Tuesday, October 14, 2008

Phone Grunt

Hello.

My apologies. It seems to be the norm in the blogo-net that one must routinely apologize for their late arrivals and missed connections, but to my dear friends I must offer my sincerest sorrys. It has been over a month since my last post.

My excuse, however feeble, is that I actually haven't been at Booth and Noble. I have been instead on a whirlwind adventure, starting from the foothills of the Northeast, traversing the dusty plains of the Midwest, and finally culminating in the moist happiness of the Far East.

But, upon my return to Booth and Noble, I was not disappointed by the tearful horror that greeted me. I took not one, but two phone calls on Sunday from what could only (at best) be described as mutant gorillas who learned how to speak but did not, as such, develop the capacity to reason or form coherent thoughts.

Imagine, if you will, a jungle of talking beasts. But instead of forming thoughts that make sense, these poor animals simply move their lips and emit a form of breath. By pursing their lips and moving their tongue into a number of complicated formations, they can simulate what speech sounds like. But they are as far removed from having an intelligent thought as my bookcase is from being edible.

But I digress. Two phone calls, within minutes of each other. The first begins averagely enough:

"Thank you for calling Booth and Noble, how can I help you?"

A pleasant elderly lady's voice peeks through the speaker: "Yes, where are you?"

The briefest of pauses. "...I'm in Booth and Noble."

"No, I mean, where is your store?"

"Oh! We're in the Native American Commons."

"Is that a mall?"

"Well...it's an outdoor shopping area. There's a Booth-Mart, a Booth's, and Booth Chopper, and a Booth Wireless store too."

"Can I get there in my car?"

"...yes."

"How do I get there from Pacey Street?"

"I don't know where Pacey Street is, ma'am."

"Well how do you like that? I thought you'd be able to help."

"Ma'am, we're between Middle Ave, or Route 3 and Booth-Booth Road, which is Route 8. You can't miss us. We're the big building with Booth and Noble written on the side."

"Well, I don't know if you'll see me later. I may not make it."

The phone clicked to a standstill and I breathed a sigh. At least, I thought to myself, this would be the most irritating thing to happen all day.

Then the phone rang again.

"Hello, thank you for calling Booth and Noble, how can I help you?"

It was a young woman on the phone. A young woman who sounded like she was speaking to me from another planet. "Yes, I put a book on hold last week and I wanted to check to see if it was still there."

"Ok, well we usually only hold books for three days, but I'll check. What's your name?"

"Kayly."

"Kelly?"

"No, Kayly."

"Kylie?"

"KAYLY."

"Ok, I'll check." I check. No name up there.

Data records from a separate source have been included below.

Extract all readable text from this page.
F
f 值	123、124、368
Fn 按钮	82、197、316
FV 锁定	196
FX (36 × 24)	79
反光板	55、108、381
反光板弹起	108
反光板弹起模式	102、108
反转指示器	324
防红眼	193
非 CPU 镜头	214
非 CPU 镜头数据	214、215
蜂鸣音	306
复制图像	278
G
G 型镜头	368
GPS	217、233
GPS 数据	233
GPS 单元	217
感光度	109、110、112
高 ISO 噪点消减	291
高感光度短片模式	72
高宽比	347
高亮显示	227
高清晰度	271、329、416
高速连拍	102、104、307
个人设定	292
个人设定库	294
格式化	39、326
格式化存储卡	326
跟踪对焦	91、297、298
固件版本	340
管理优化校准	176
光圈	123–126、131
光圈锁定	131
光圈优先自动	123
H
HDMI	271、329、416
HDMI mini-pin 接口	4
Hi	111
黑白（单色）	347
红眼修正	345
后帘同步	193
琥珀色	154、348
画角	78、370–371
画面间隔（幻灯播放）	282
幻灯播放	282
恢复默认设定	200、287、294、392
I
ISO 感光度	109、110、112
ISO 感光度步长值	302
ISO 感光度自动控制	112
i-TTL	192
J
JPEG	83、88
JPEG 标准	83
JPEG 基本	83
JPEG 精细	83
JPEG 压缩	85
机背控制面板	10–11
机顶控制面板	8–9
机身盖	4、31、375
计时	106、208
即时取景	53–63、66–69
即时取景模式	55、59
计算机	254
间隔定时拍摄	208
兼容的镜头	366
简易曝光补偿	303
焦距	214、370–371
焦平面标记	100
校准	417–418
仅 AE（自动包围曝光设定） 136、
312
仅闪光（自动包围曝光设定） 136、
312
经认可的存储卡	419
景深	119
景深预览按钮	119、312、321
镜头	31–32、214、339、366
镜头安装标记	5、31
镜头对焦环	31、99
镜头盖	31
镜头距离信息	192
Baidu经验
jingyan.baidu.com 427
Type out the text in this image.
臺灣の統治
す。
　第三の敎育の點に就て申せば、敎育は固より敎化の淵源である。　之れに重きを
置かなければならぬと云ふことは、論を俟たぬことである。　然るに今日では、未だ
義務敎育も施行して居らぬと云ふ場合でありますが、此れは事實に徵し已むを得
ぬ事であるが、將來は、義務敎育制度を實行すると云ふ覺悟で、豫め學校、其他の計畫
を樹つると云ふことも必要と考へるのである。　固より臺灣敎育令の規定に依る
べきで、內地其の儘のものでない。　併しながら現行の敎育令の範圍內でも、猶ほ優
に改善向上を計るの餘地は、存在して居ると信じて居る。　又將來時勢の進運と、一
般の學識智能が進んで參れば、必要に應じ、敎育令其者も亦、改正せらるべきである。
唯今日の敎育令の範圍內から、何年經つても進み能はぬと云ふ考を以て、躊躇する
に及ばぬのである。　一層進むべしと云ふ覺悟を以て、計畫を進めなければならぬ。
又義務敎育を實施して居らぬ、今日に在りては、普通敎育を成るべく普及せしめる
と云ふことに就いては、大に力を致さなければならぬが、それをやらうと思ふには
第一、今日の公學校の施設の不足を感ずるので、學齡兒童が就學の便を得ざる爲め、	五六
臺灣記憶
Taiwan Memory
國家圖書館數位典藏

"What book is it?" I ask, not unreasonably.

"The SAT II Book on Literature."

I look again.

"Sorry, I couldn't find the book up at the cash registers. Why don't I check on the shelf for you?"

"Ok, why don't you?" comes the snarled reply.

I hurried to the shelf like a good little elf. After five minutes of exhaustive searching I turned back to the phone.

"I'm sorry, I can't find it on the shelf. Are you sure you gave the name Kayly?"

"Maybe I gave them a different name."

I sighed. Why should this day be any different?

"What name might you have given them?"

"John."

Let me check for you.

It was under "John," of course.

"Yes, we have that. I'll hold it until the end of tomorrow for you."

"Thank you! Good bye."

[dramatic pause.]

Fifteen minutes later...

"thank you for calling Booth and Noble, how can I help you?"

"yeah, you know that book I reserved?"

"who is this?"

"Kayly John. You know that book I reserved?"

"Yes, I do. I looked all over for it, remember?"

"What is it called?"

"What?"

"What is it called?"

I checked the exact title.

"It's called The SAT II Literature Review Book."

"Ok, thanks."

--click--.

[dramatic pause.]

FIFTEEN MINUTES LATER

"Hi, it's me again."

"Hi."

"Can you tell me the author on that book?"

"I'm sorry?"

"Who wrote it?"

I check for Kayly. I tell her: "Diane Amberson and Jason Anderton"

"Are you sure?"

"Kayly, I'm looking at the book right now."

"Well, I'm looking at it online, and it only says one author."

"I really don't know what to tell you. Would you like me to put the book back on the shelf?"

"No," she says. "I'm planning on coming in to look at it soon."

Think on that, dear reader. Think on that.